Le World Press mis à nu par ses modèles, même

Au bon vieux temps du photojournalisme, où les sujets de la photo se présentaient à nous avec leurs grands yeux pleins de larmes et de souffrance muette, au temps où seuls les auteurs des images étaient détenteurs d'une parole légitime et audible, cela ne serait jamais arrivé. Mais aujourd'hui – à plus forte raison sur un terrain de guerre comme le Liban – les sujets de la photographie reprennent la parole et nous donnent leur avis. Leurs visages ont fait le tour du monde: ils s'appellent Jad, Bissan et Tamara Maroun, Noor Nasser et Liliane Nacouzi, ils ont entre 21 et 29 ans et sont interrogés par le journaliste Gert Van Langendonck pour le journal belge De Morgen. L'entretien est reproduit (en anglais) sur le blog de Samer Mohdad, qui a lancé la polémique. Les jeunes gens analysent les significations de la photographie avec finesse et discernement. Pourquoi est-ce cette image qui a été choisie, se demandent-ils, et non cette autre du corps d'un jeune garçon sorti des ruines de Cana après un bombardement israélien? Serait-ce parce que celle-ci montre la réalité de la guerre, une réalité inconfortable pour les occidentaux?
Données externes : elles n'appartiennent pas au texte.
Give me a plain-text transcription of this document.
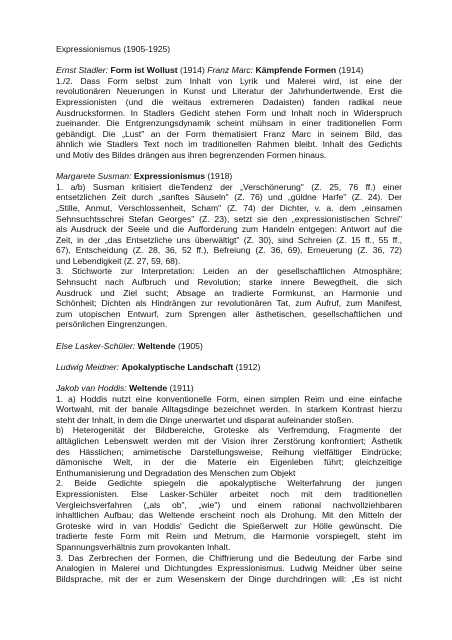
Expressionismus (1905-1925)
Ernst Stadler: Form ist Wollust (1914) Franz Marc: Kämpfende Formen (1914)
1./2. Dass Form selbst zum Inhalt von Lyrik und Malerei wird, ist eine der
revolutionären Neuerungen in Kunst und Literatur der Jahrhundertwende. Erst die
Expressionisten (und die weitaus extremeren Dadaisten) fanden radikal neue
Ausdrucksformen. In Stadlers Gedicht stehen Form und Inhalt noch in Widerspruch
zueinander. Die Entgrenzungsdynamik scheint mühsam in einer traditionellen Form
gebändigt. Die „Lust" an der Form thematisiert Franz Marc in seinem Bild, das
ähnlich wie Stadlers Text noch im traditionellen Rahmen bleibt. Inhalt des Gedichts
und Motiv des Bildes drängen aus ihren begrenzenden Formen hinaus.
Margarete Susman: Expressionismus (1918)
1. a/b) Susman kritisiert dieTendenz der „Verschönerung" (Z. 25, 76 ff.) einer
entsetzlichen Zeit durch „sanftes Säuseln" (Z. 76) und „güldne Harfe" (Z. 24). Der
„Stille, Anmut, Verschlossenheit, Scham" (Z. 74) der Dichter, v. a. dem „einsamen
Sehnsuchtsschrei Stefan Georges" (Z. 23), setzt sie den „expressionistischen Schrei"
als Ausdruck der Seele und die Aufforderung zum Handeln entgegen: Antwort auf die
Zeit, in der „das Entsetzliche uns überwältigt" (Z. 30), sind Schreien (Z. 15 ff., 55 ff.,
67), Entscheidung (Z. 28, 36, 52 ff.), Befreiung (Z. 36, 69), Erneuerung (Z. 36, 72)
und Lebendigkeit (Z. 27, 59, 68).
3. Stichworte zur Interpretation: Leiden an der gesellschaftlichen Atmosphäre;
Sehnsucht nach Aufbruch und Revolution; starke innere Bewegtheit, die sich
Ausdruck und Ziel sucht; Absage an tradierte Formkunst, an Harmonie und
Schönheit; Dichten als Hindrängen zur revolutionären Tat, zum Aufruf, zum Manifest,
zum utopischen Entwurf, zum Sprengen aller ästhetischen, gesellschaftlichen und
persönlichen Eingrenzungen.
Else Lasker-Schüler: Weltende (1905)
Ludwig Meidner: Apokalyptische Landschaft (1912)
Jakob van Hoddis: Weltende (1911)
1. a) Hoddis nutzt eine konventionelle Form, einen simplen Reim und eine einfache
Wortwahl, mit der banale Alltagsdinge bezeichnet werden. In starkem Kontrast hierzu
steht der Inhalt, in dem die Dinge unerwartet und disparat aufeinander stoßen.
b) Heterogenität der Bildbereiche, Groteske als Verfremdung, Fragmente der
alltäglichen Lebenswelt werden mit der Vision ihrer Zerstörung konfrontiert; Ästhetik
des Hässlichen; amimetische Darstellungsweise, Reihung vielfältiger Eindrücke;
dämonische Welt, in der die Materie ein Eigenleben führt; gleichzeitige
Enthumanisierung und Degradation des Menschen zum Objekt
2. Beide Gedichte spiegeln die apokalyptische Welterfahrung der jungen
Expressionisten. Else Lasker-Schüler arbeitet noch mit dem traditionellen
Vergleichsverfahren („als ob", „wie") und einem rational nachvollziehbaren
inhaltlichen Aufbau; das Weltende erscheint noch als Drohung. Mit den Mitteln der
Groteske wird in van Hoddis' Gedicht die Spießerwelt zur Hölle gewünscht. Die
tradierte feste Form mit Reim und Metrum, die Harmonie vorspiegelt, steht im
Spannungsverhältnis zum provokanten Inhalt.
3. Das Zerbrechen der Formen, die Chiffrierung und die Bedeutung der Farbe sind
Analogien in Malerei und Dichtungdes Expressionismus. Ludwig Meidner über seine
Bildsprache, mit der er zum Wesenskern der Dinge durchdringen will: „Es ist nicht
La guerre n'arrive qu'aux gens qui ne leur ressemblent pas: voilà ce que pensent les occidentaux, voilà ce que leurs montrent les images – disent les jeunes gens.

C'était le 15 août, le deuxième jour après la fin de la guerre. Ils étaient réfugiés et revenaient pour la première fois vérifier l'état de leur quartier. La mini Cooper? Prêtée par une amie, elle avait servi à transporter de la nourriture et des médicaments. Décapotée parce qu'il faisait chaud, et qu'ils étaient cinq dans une petite voiture. “Regardez bien l'image, dit Bissan Maroun. Je peux vous assurer qu'on n'est pas en train de s'amuser. Sur nos visages, on lit la consternation de ce qui est arrivé à notre quartier.”